Hamlet in New York, United States

Hogansburg (Tekahswen’karó:ros) is a hamlet, in the Town of Bombay, in Franklin County, New York, United States. It lies on NY 37 near the Canadian-US border at the confluence of the St. Regis River with the Saint Lawrence Seaway. Hogansburg borders the St. Regis Mohawk Reservation.

==History==
Before being named "Hogansburgh", this was the correct original spelling, this hamlet was first known as St. Regis Mills and then in the early 1800s as Gray's Mills. It was named after William Louis Gray, a man who had been made a captive in Washington County and raised by the Mohawk natives in the area. Gray went on to be a highly influential member of the community. Hogansburg is named for Michael Hogan, an Irish ship captain who grew wealthy in the East India trade. Hogan returned to the US in 1805 with his Indian wife; Hogan bought 20000 acre just north of what became the Adirondack Park, including the Town of Bombay, which was named in honor of his wife's birthplace. His son, William, served as supervisor, and was elected to the New York Assembly in 1822. In 1829 he became a judge of the court of common pleas for Franklin County, and in 1830 he was elected to Congress.

Hogansburg was leased by Michael Hogan from the Mohawk in 1817, as it was part of their St. Regis Mohawk Reservation, with an agreement to provide a ferry across the St. Regis River. In 1818 Hogan oversaw the building of a grist mill as well.

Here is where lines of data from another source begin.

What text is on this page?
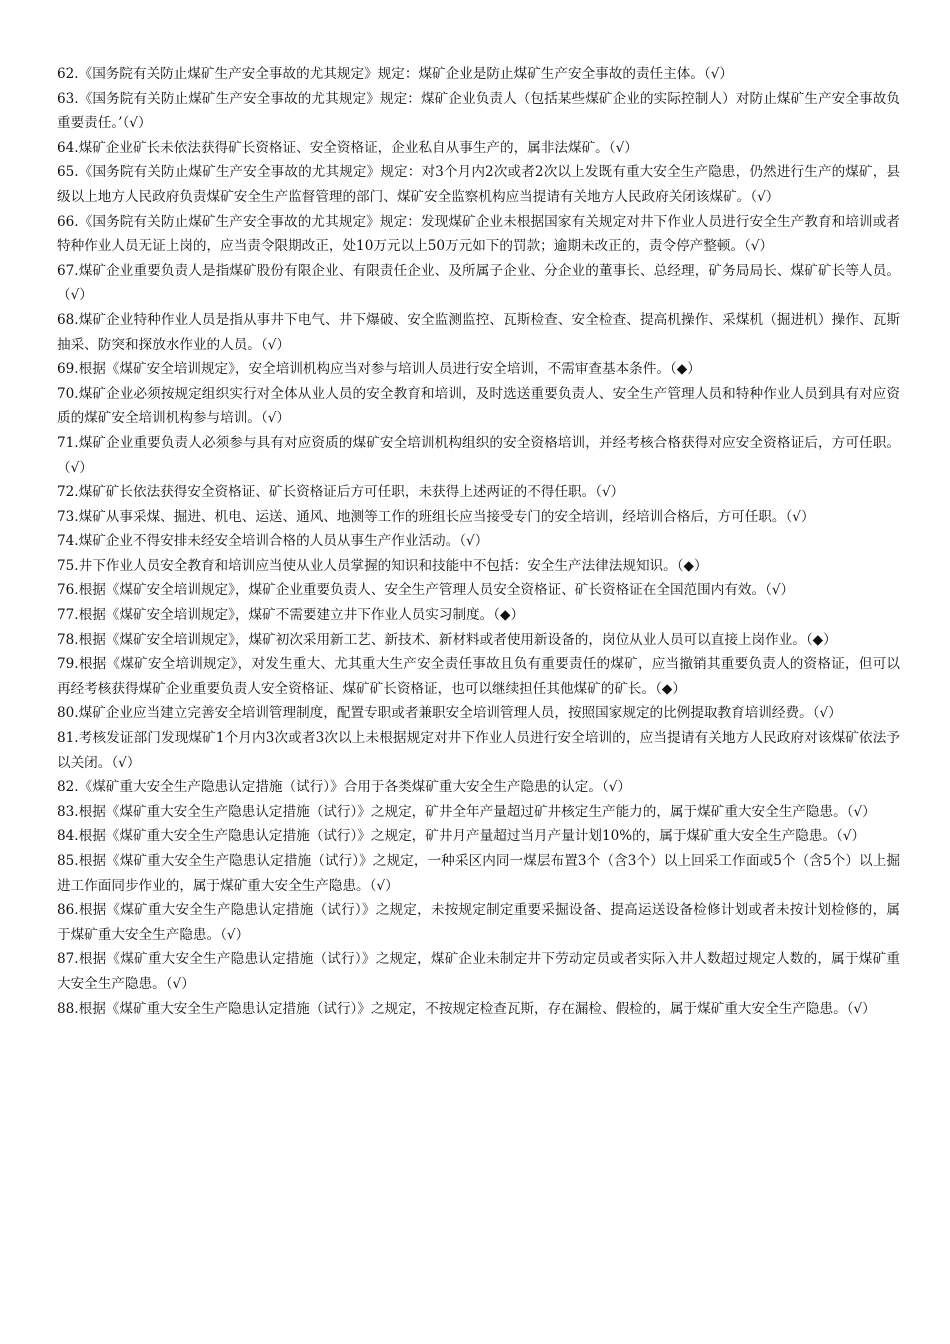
62.《国务院有关防止煤矿生产安全事故的尤其规定》规定：煤矿企业是防止煤矿生产安全事故的责任主体。（√）

63.《国务院有关防止煤矿生产安全事故的尤其规定》规定：煤矿企业负责人（包括某些煤矿企业的实际控制人）对防止煤矿生产安全事故负重要责任。’（√）

64.煤矿企业矿长未依法获得矿长资格证、安全资格证，企业私自从事生产的，属非法煤矿。（√）

65.《国务院有关防止煤矿生产安全事故的尤其规定》规定：对3个月内2次或者2次以上发既有重大安全生产隐患，仍然进行生产的煤矿，县级以上地方人民政府负责煤矿安全生产监督管理的部门、煤矿安全监察机构应当提请有关地方人民政府关闭该煤矿。（√）

66.《国务院有关防止煤矿生产安全事故的尤其规定》规定：发现煤矿企业未根据国家有关规定对井下作业人员进行安全生产教育和培训或者特种作业人员无证上岗的，应当责令限期改正，处10万元以上50万元如下的罚款；逾期未改正的，责令停产整顿。（√）

67.煤矿企业重要负责人是指煤矿股份有限企业、有限责任企业、及所属子企业、分企业的董事长、总经理，矿务局局长、煤矿矿长等人员。（√）

68.煤矿企业特种作业人员是指从事井下电气、井下爆破、安全监测监控、瓦斯检查、安全检查、提高机操作、采煤机（掘进机）操作、瓦斯抽采、防突和探放水作业的人员。（√）

69.根据《煤矿安全培训规定》，安全培训机构应当对参与培训人员进行安全培训，不需审查基本条件。（◆）

70.煤矿企业必须按规定组织实行对全体从业人员的安全教育和培训，及时选送重要负责人、安全生产管理人员和特种作业人员到具有对应资质的煤矿安全培训机构参与培训。（√）

71.煤矿企业重要负责人必须参与具有对应资质的煤矿安全培训机构组织的安全资格培训，并经考核合格获得对应安全资格证后，方可任职。（√）

72.煤矿矿长依法获得安全资格证、矿长资格证后方可任职，未获得上述两证的不得任职。（√）

73.煤矿从事采煤、掘进、机电、运送、通风、地测等工作的班组长应当接受专门的安全培训，经培训合格后，方可任职。（√）

74.煤矿企业不得安排未经安全培训合格的人员从事生产作业活动。（√）

75.井下作业人员安全教育和培训应当使从业人员掌握的知识和技能中不包括：安全生产法律法规知识。（◆）

76.根据《煤矿安全培训规定》，煤矿企业重要负责人、安全生产管理人员安全资格证、矿长资格证在全国范围内有效。（√）

77.根据《煤矿安全培训规定》，煤矿不需要建立井下作业人员实习制度。（◆）

78.根据《煤矿安全培训规定》，煤矿初次采用新工艺、新技术、新材料或者使用新设备的，岗位从业人员可以直接上岗作业。（◆）

79.根据《煤矿安全培训规定》，对发生重大、尤其重大生产安全责任事故且负有重要责任的煤矿，应当撤销其重要负责人的资格证，但可以再经考核获得煤矿企业重要负责人安全资格证、煤矿矿长资格证，也可以继续担任其他煤矿的矿长。（◆）

80.煤矿企业应当建立完善安全培训管理制度，配置专职或者兼职安全培训管理人员，按照国家规定的比例提取教育培训经费。（√）

81.考核发证部门发现煤矿1个月内3次或者3次以上未根据规定对井下作业人员进行安全培训的，应当提请有关地方人民政府对该煤矿依法予以关闭。（√）

82.《煤矿重大安全生产隐患认定措施（试行）》合用于各类煤矿重大安全生产隐患的认定。（√）

83.根据《煤矿重大安全生产隐患认定措施（试行）》之规定，矿井全年产量超过矿井核定生产能力的，属于煤矿重大安全生产隐患。（√）

84.根据《煤矿重大安全生产隐患认定措施（试行）》之规定，矿井月产量超过当月产量计划10%的，属于煤矿重大安全生产隐患。（√）

85.根据《煤矿重大安全生产隐患认定措施（试行）》之规定，一种采区内同一煤层布置3个（含3个）以上回采工作面或5个（含5个）以上掘进工作面同步作业的，属于煤矿重大安全生产隐患。（√）

86.根据《煤矿重大安全生产隐患认定措施（试行）》之规定，未按规定制定重要采掘设备、提高运送设备检修计划或者未按计划检修的，属于煤矿重大安全生产隐患。（√）

87.根据《煤矿重大安全生产隐患认定措施（试行）》之规定，煤矿企业未制定井下劳动定员或者实际入井人数超过规定人数的，属于煤矿重大安全生产隐患。（√）

88.根据《煤矿重大安全生产隐患认定措施（试行）》之规定，不按规定检查瓦斯，存在漏检、假检的，属于煤矿重大安全生产隐患。（√）
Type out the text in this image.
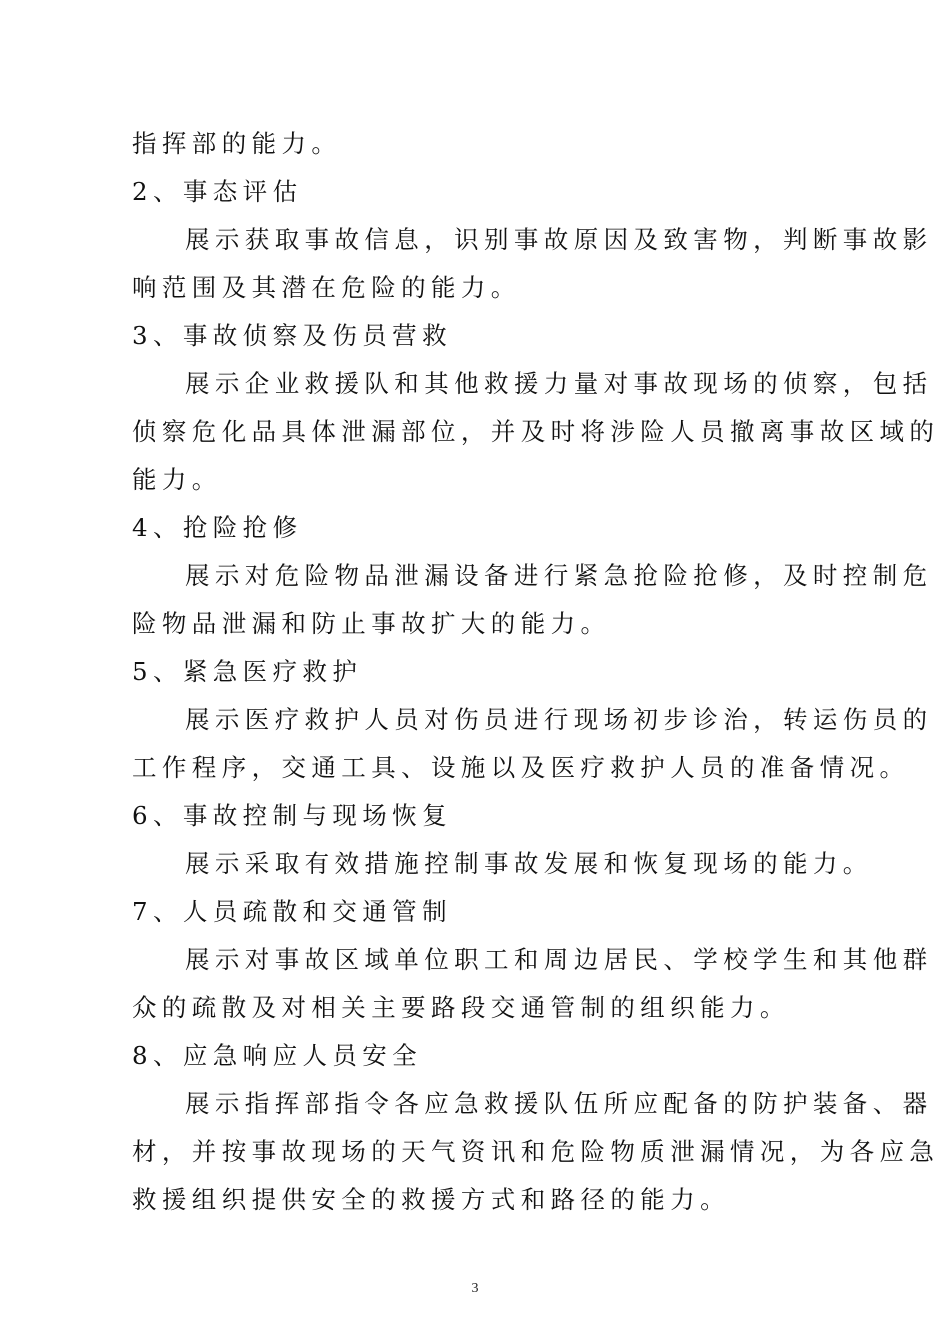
指挥部的能力。
2、事态评估
展示获取事故信息，识别事故原因及致害物，判断事故影
响范围及其潜在危险的能力。
3、事故侦察及伤员营救
展示企业救援队和其他救援力量对事故现场的侦察，包括
侦察危化品具体泄漏部位，并及时将涉险人员撤离事故区域的
能力。
4、抢险抢修
展示对危险物品泄漏设备进行紧急抢险抢修，及时控制危
险物品泄漏和防止事故扩大的能力。
5、紧急医疗救护
展示医疗救护人员对伤员进行现场初步诊治，转运伤员的
工作程序，交通工具、设施以及医疗救护人员的准备情况。
6、事故控制与现场恢复
展示采取有效措施控制事故发展和恢复现场的能力。
7、人员疏散和交通管制
展示对事故区域单位职工和周边居民、学校学生和其他群
众的疏散及对相关主要路段交通管制的组织能力。
8、应急响应人员安全
展示指挥部指令各应急救援队伍所应配备的防护装备、器
材，并按事故现场的天气资讯和危险物质泄漏情况，为各应急
救援组织提供安全的救援方式和路径的能力。
3
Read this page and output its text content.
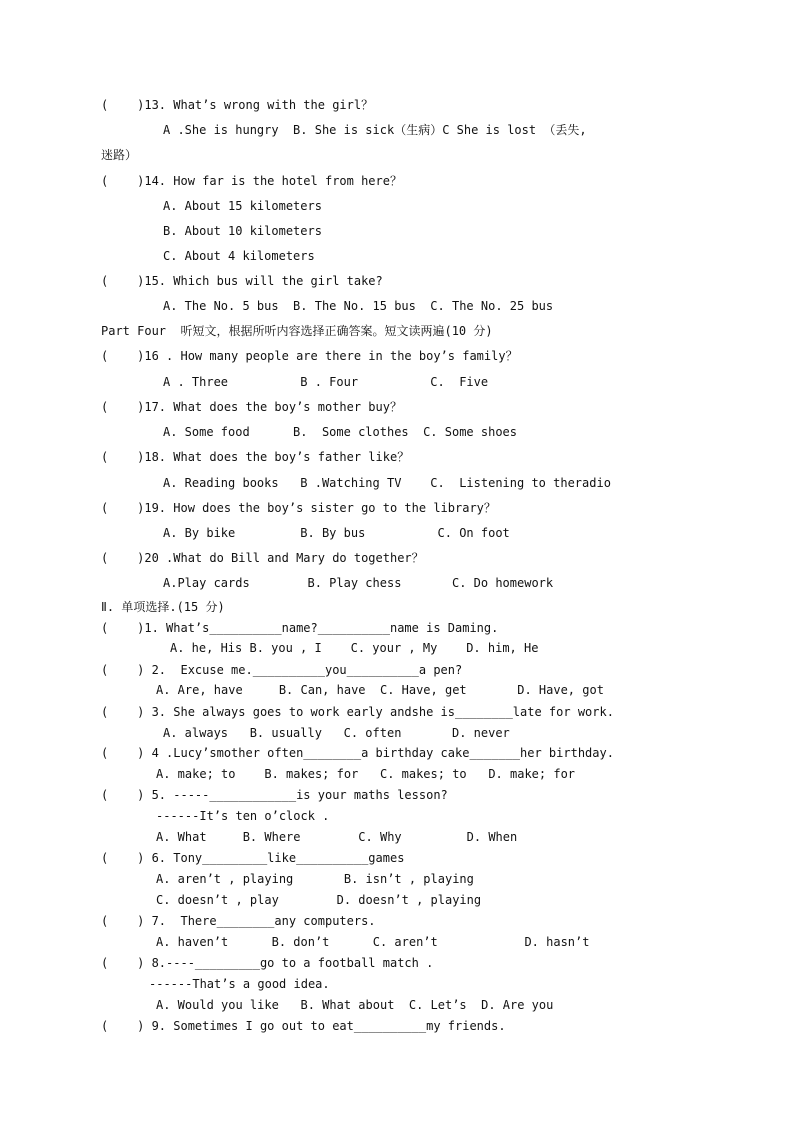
(    )13. What’s wrong with the girl？
A .She is hungry  B. She is sick（生病）C She is lost （丢失,
迷路）
(    )14. How far is the hotel from here？
A. About 15 kilometers
B. About 10 kilometers
C. About 4 kilometers
(    )15. Which bus will the girl take?
A. The No. 5 bus  B. The No. 15 bus  C. The No. 25 bus
Part Four  听短文，根据所听内容选择正确答案。短文读两遍(10 分)
(    )16 . How many people are there in the boy’s family？
A . Three          B . Four          C.  Five
(    )17. What does the boy’s mother buy？
A. Some food      B.  Some clothes  C. Some shoes
(    )18. What does the boy’s father like？
A. Reading books   B .Watching TV    C.  Listening to theradio
(    )19. How does the boy’s sister go to the library？
A. By bike         B. By bus          C. On foot
(    )20 .What do Bill and Mary do together？
A.Play cards        B. Play chess       C. Do homework
Ⅱ. 单项选择.(15 分)
(    )1. What’s__________name?__________name is Daming.
A. he, His B. you , I    C. your , My    D. him, He
(    ) 2.  Excuse me.__________you__________a pen?
A. Are, have     B. Can, have  C. Have, get       D. Have, got
(    ) 3. She always goes to work early andshe is________late for work.
A. always   B. usually   C. often       D. never
(    ) 4 .Lucy’smother often________a birthday cake_______her birthday.
A. make; to    B. makes; for   C. makes; to   D. make; for
(    ) 5. -----____________is your maths lesson?
------It’s ten o’clock .
A. What     B. Where        C. Why         D. When
(    ) 6. Tony_________like__________games
A. aren’t , playing       B. isn’t , playing
C. doesn’t , play        D. doesn’t , playing
(    ) 7.  There________any computers.
A. haven’t      B. don’t      C. aren’t            D. hasn’t
(    ) 8.----_________go to a football match .
------That’s a good idea.
A. Would you like   B. What about  C. Let’s  D. Are you
(    ) 9. Sometimes I go out to eat__________my friends.
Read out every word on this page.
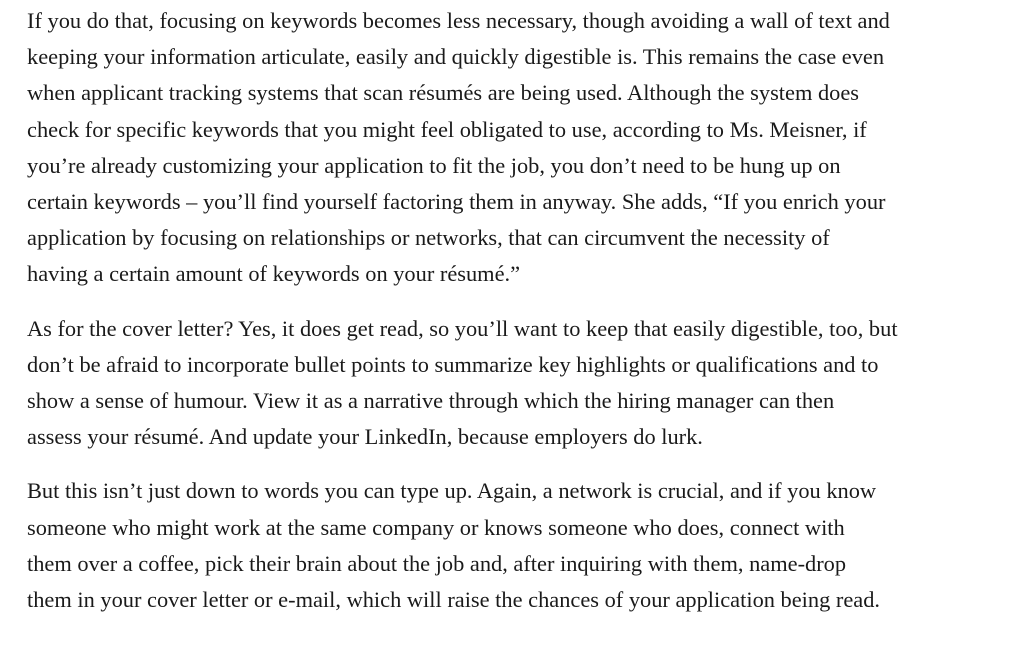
If you do that, focusing on keywords becomes less necessary, though avoiding a wall of text and
keeping your information articulate, easily and quickly digestible is. This remains the case even
when applicant tracking systems that scan résumés are being used. Although the system does
check for specific keywords that you might feel obligated to use, according to Ms. Meisner, if
you’re already customizing your application to fit the job, you don’t need to be hung up on
certain keywords – you’ll find yourself factoring them in anyway. She adds, “If you enrich your
application by focusing on relationships or networks, that can circumvent the necessity of
having a certain amount of keywords on your résumé.”

As for the cover letter? Yes, it does get read, so you’ll want to keep that easily digestible, too, but
don’t be afraid to incorporate bullet points to summarize key highlights or qualifications and to
show a sense of humour. View it as a narrative through which the hiring manager can then
assess your résumé. And update your LinkedIn, because employers do lurk.

But this isn’t just down to words you can type up. Again, a network is crucial, and if you know
someone who might work at the same company or knows someone who does, connect with
them over a coffee, pick their brain about the job and, after inquiring with them, name-drop
them in your cover letter or e-mail, which will raise the chances of your application being read.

Other mills and dams were built, including one in 1929 on the St. Regis River near here to generate hydroelectric power. It blocked the passage of migratory fish such as salmon and walleye, destroying the fisheries on which the Mohawk had depended for staple food. The owner finally found it uneconomical to continue to operate, and the Mohawk dismantled the dam in 2016, freeing more than 250 miles of river to the passage of fish again.